Citigroup and State Street form retirement venture
From The Wall Street Journal
Citigroup Inc. and State Street Corp. agreed to form a joint venture, with $200 billion in assets under management, aiming to propel sales of 401(k) retirement-plan services. The new venture, owned 50/50 by the two companies, will be called CitiStreet. Citigroup has been slow to make enter the retirement business. But the bank has a widespread distribution network that could help spread the services State Street sells. Those services include plan administration and the issuing of statements, supported by State Street's large and hard-to-replicate computer plant. The new company is expected to generate revenue of more than $300 million next year. State Street's Global Advisors unit will contribute its 401(k) business and Wellspring Resources, its benefits-administration business.

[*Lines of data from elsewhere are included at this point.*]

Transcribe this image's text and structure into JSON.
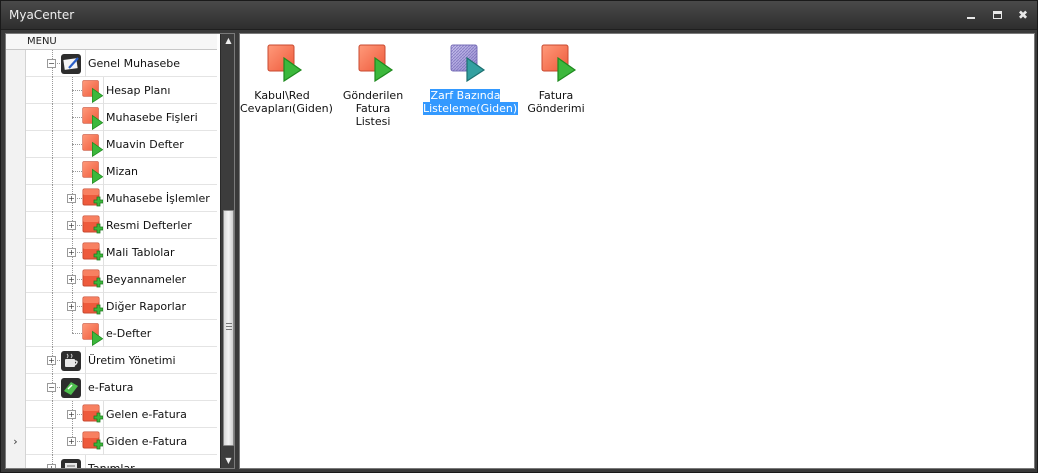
{
  "window": {
    "title": "MyaCenter",
    "minimize_glyph": "minimize-icon",
    "maximize_glyph": "maximize-icon",
    "close_glyph": "✖"
  },
  "sidebar": {
    "header": "MENU",
    "current_row_marker": "›",
    "items": [
      {
        "label": "Genel Muhasebe",
        "level": 0,
        "icon": "ledger-module-icon",
        "expander": "−"
      },
      {
        "label": "Hesap Planı",
        "level": 1,
        "icon": "form-play-icon"
      },
      {
        "label": "Muhasebe Fişleri",
        "level": 1,
        "icon": "form-play-icon"
      },
      {
        "label": "Muavin Defter",
        "level": 1,
        "icon": "form-play-icon"
      },
      {
        "label": "Mizan",
        "level": 1,
        "icon": "form-play-icon"
      },
      {
        "label": "Muhasebe İşlemler",
        "level": 1,
        "icon": "folder-plus-icon",
        "expander": "+"
      },
      {
        "label": "Resmi Defterler",
        "level": 1,
        "icon": "folder-plus-icon",
        "expander": "+"
      },
      {
        "label": "Mali Tablolar",
        "level": 1,
        "icon": "folder-plus-icon",
        "expander": "+"
      },
      {
        "label": "Beyannameler",
        "level": 1,
        "icon": "folder-plus-icon",
        "expander": "+"
      },
      {
        "label": "Diğer Raporlar",
        "level": 1,
        "icon": "folder-plus-icon",
        "expander": "+"
      },
      {
        "label": "e-Defter",
        "level": 1,
        "icon": "form-play-icon"
      },
      {
        "label": "Üretim Yönetimi",
        "level": 0,
        "icon": "production-module-icon",
        "expander": "+"
      },
      {
        "label": "e-Fatura",
        "level": 0,
        "icon": "efatura-module-icon",
        "expander": "−"
      },
      {
        "label": "Gelen e-Fatura",
        "level": 1,
        "icon": "folder-plus-icon",
        "expander": "+"
      },
      {
        "label": "Giden  e-Fatura",
        "level": 1,
        "icon": "folder-plus-icon",
        "expander": "+"
      },
      {
        "label": "Tanımlar",
        "level": 0,
        "icon": "definitions-module-icon",
        "expander": "+"
      }
    ]
  },
  "content": {
    "tiles": [
      {
        "label_line1": "Kabul\\Red",
        "label_line2": "Cevapları(Giden)",
        "icon": "form-play-icon",
        "selected": false
      },
      {
        "label_line1": "Gönderilen Fatura",
        "label_line2": "Listesi",
        "icon": "form-play-icon",
        "selected": false
      },
      {
        "label_line1": "Zarf Bazında",
        "label_line2": "Listeleme(Giden)",
        "icon": "form-play-icon",
        "selected": true
      },
      {
        "label_line1": "Fatura Gönderimi",
        "label_line2": "",
        "icon": "form-play-icon",
        "selected": false
      }
    ]
  },
  "colors": {
    "form_red": "#ee5a3c",
    "play_green": "#3cb83c",
    "selection_blue": "#3399ff",
    "titlebar_dark": "#2e2e2e"
  }
}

Citigroup will contribute its Copeland Cos. retirement-plan business.

Performance or goodies?
From TheStreet.com
Ron Baron's funds aren't currently delivering high performance but he might offer investors ski lift tickets! In his funds' Dec. 1 shareholder report, he says he might offer shareholders discounts on lift tickets or other consumer goodies offered by the companies in which his funds invest. Baron's mid-cap growth funds, the $5.9 billion Baron Asset, which he manages, and the $439 million, team-managed Baron Growth, are currently behind their peers. In a report, Baron wrote that "cool deals," such as discounts on sothebys.com commissions, lift tickets at a Vail resort or rooms at Sun International hotels, could be on the way. Fund marketers say the agreement could raise the funds' image by associating it with upscale brands.